Gilmore Girls: A Year in the Life “Summer” & “Fall” Review


One of the biggest problems with Netflix’s release model, in which all of the episodes of a given series are released at the exact same time, is that things tend to be taken as a whole rather than as individual episodes. That can go both ways – if a show sticks the landing then all manner of sins will be forgiven but, if it doesn’t, then it can color the entire experience.

So, whether or not you agree with the much-hyped final four words, I am of the camp of people who would rather treat it as just another plot point in a heap of others.

Summer has been talked about widely as the worst of the four installments, and it’s easy to discern why. It’s bloated and self-indulgent – a microcosm of Netflix’s most persistent problems – and wastes an inordinate amount of time on gags that go nowhere instead of allowing the audience to spend time with characters like Lane or Jess. There are body-shaming jokes and multiple shots taken at man-buns, which leaves behind little more than a vision of writer Daniel Palladino embodying the ‘old man yells at cloud’ meme.

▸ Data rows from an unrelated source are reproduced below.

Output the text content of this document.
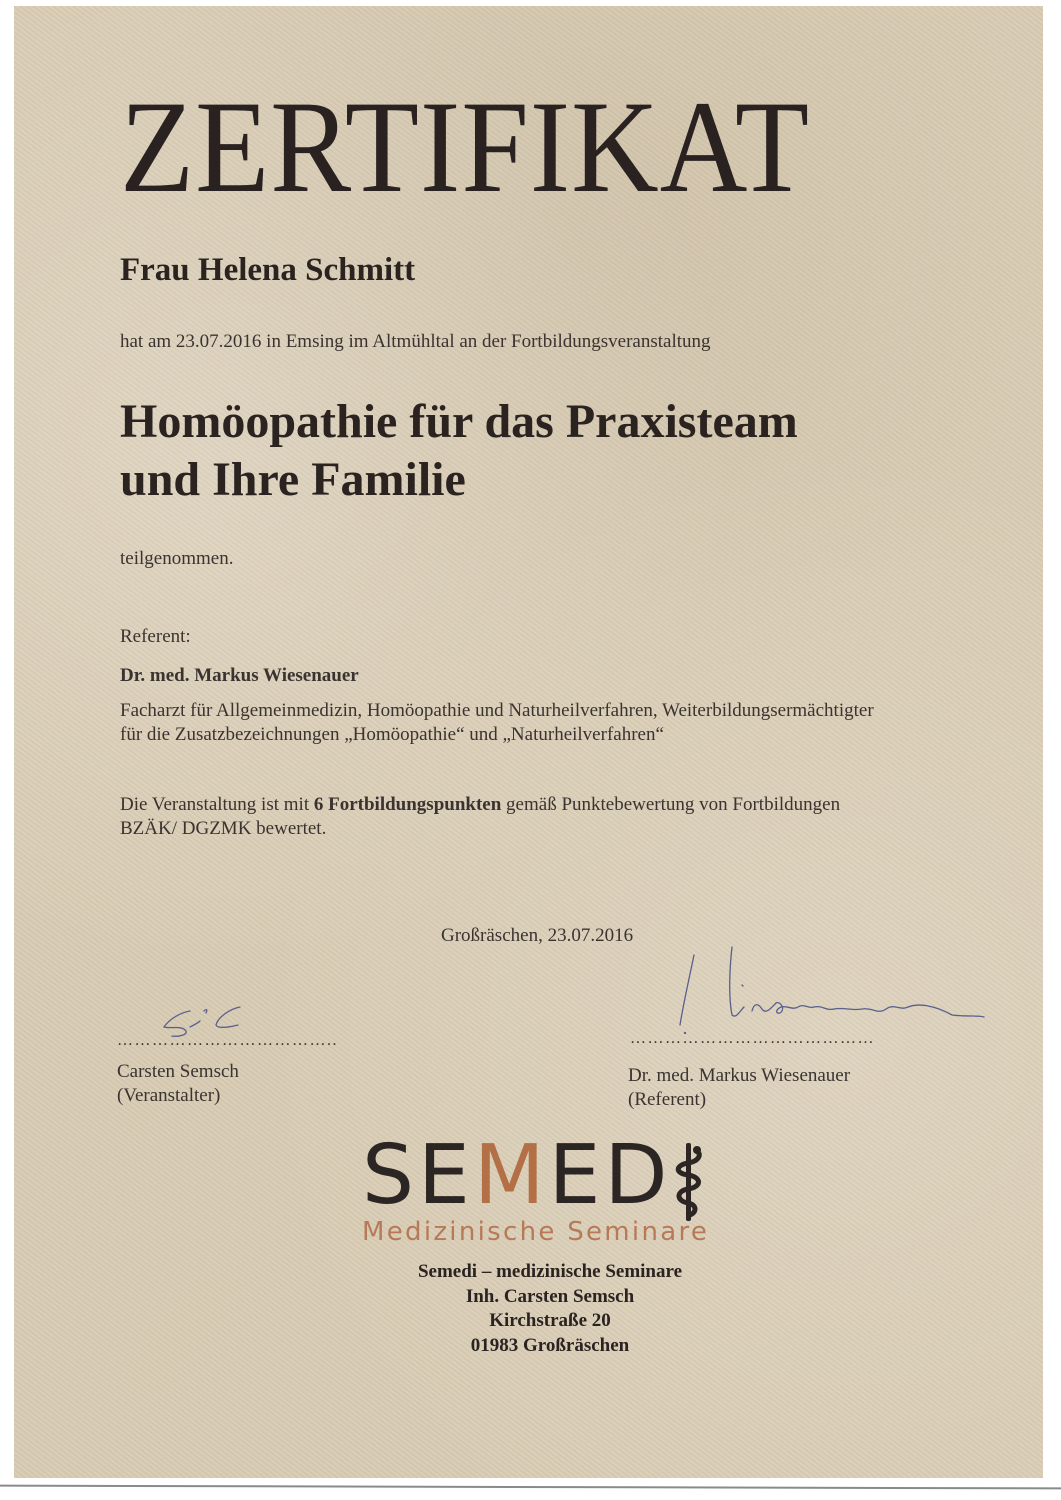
ZERTIFIKAT
Frau Helena Schmitt
hat am 23.07.2016 in Emsing im Altmühltal an der Fortbildungsveranstaltung
Homöopathie für das Praxisteam
und Ihre Familie
teilgenommen.
Referent:
Dr. med. Markus Wiesenauer
Facharzt für Allgemeinmedizin, Homöopathie und Naturheilverfahren, Weiterbildungsermächtigter
für die Zusatzbezeichnungen „Homöopathie“ und „Naturheilverfahren“
Die Veranstaltung ist mit 6 Fortbildungspunkten gemäß Punktebewertung von Fortbildungen
BZÄK/ DGZMK bewertet.
Großräschen, 23.07.2016
………………………………..
Carsten Semsch
(Veranstalter)
……………………………………
Dr. med. Markus Wiesenauer
(Referent)
SEMED
Medizinische Seminare
Semedi – medizinische Seminare
Inh. Carsten Semsch
Kirchstraße 20
01983 Großräschen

Not every episode of Gilmore Girls: A Year in the Life had to be full of mind-blowing twists and massive character moments – it wouldn’t have been the thing we remember if they had – but, unlike ‘Spring’, ‘Summer’ feels aimless. Even those who enjoyed the Stars Hollow musical must have tired around the 9-minute mark, and in retrospect the realization that it leads absolutely nowhere is just salt in the wound.

It has its moments – April’s appearance; the secret bar and the conversation between Michel and Lorelai it contains; the brilliant newspaper delivery sequence – and, for my money, the scene between Lorelai and Rory in the graveyard is some of the best work either actress put in during the revival.

Because in the end, that’s why we’re here. Some viewers wanted more resolution, but pretty much everyone is tuning in for the dynamics between Rory, Lorelai and Emily. Seeing all of that repressed embarrassment and shame buried within Lorelai is something we’ve really only seen hints of in the original show (hence Rory’s surprise at her mother’s reaction), emerging due to the possibility of her life choices being presented for public approval.

On the other hand, ‘Fall’ ties with ‘Winter’ as the most solid single episode of A Year in the Life, and ties together many of the threads left over from both the first seven seasons and the preceding three episodes. It’s far too long, but it fills those minutes with tons of emotional goodbyes and payoffs.

The main ones are Rory and Logan’s farewell and Lorelai and Luke’s wedding, both of which are executed perfectly. The break from the show’s style to welcome the Life and Death Brigade to Stars Hollow may have left many fans cold, but it’s a brave and visually compelling detour nonetheless. I hate Finn and Colin (and the other one) with a fiery passion, but this is most likely one of the things I’ll remember most fondly from the new episodes.

The same goes for Logan, who was always my least favorite of Rory’s suitors. Not being a shipper, I tend to forgive relationships I don’t approve of if and when they hit upon a poignant moment of humanity along the way, and that’s what this was for me. Rory and Logan are terrible for each other, bringing out their most immoral and entitled tendencies, but sometimes those are the hardest partnerships to quit.

Jess’ contribution to these episodes wasn’t as successful for me, but he fulfilled his role within the series as the Palladinos intended. He’s the guy who encourages Rory when she’s in a Logan-induced rut, and he’s also the perpetual ‘one who got away’. It’s a comparison that’s been made a lot since we learned about Rory’s situation, but I really do feel like the Logan/Christopher, Jess/Luke comparison is apt.

Speaking of Christopher, both he and Dean were used exactly the right amount. Obviously Dean’s availability was dictated by Jared Padalecki’s role on Supernatural, but his scene with Rory in Doose’s market was one of ‘Fall’s most gracious cameos. Likewise, Christopher’s chat with Rory finally confirms whether we were supposed to view his character as a villain or not all of these years.

Luke and Lorelai’s wedding was gorgeous. It was the big inevitability of this revival, with many fans feeling that this was the biggest loose end of the original run and, even if it went heavy on the sentimentality, if you didn’t tear up at Kirk’s relief that he’d done something beautiful for those he loves, then I fear for your soul.

Others got the ending they deserved – Emily finally at peace with the new phase of her life; Lorelai shedding the baggage with her parents she’s been carrying around for 48 years; Rory finding purpose in her new career endeavor – while there are plenty of character who remain, forever, unchanging.

And that is what’s ultimately wonderful about these episodes, other than the fact they happened at all. This was still the world we left behind back in 2007, and there’s still the sense that it’ll be more or less the same if and when we check back into Stars Hollow. For patient fans living in the television revival age, that’s sometimes all you need.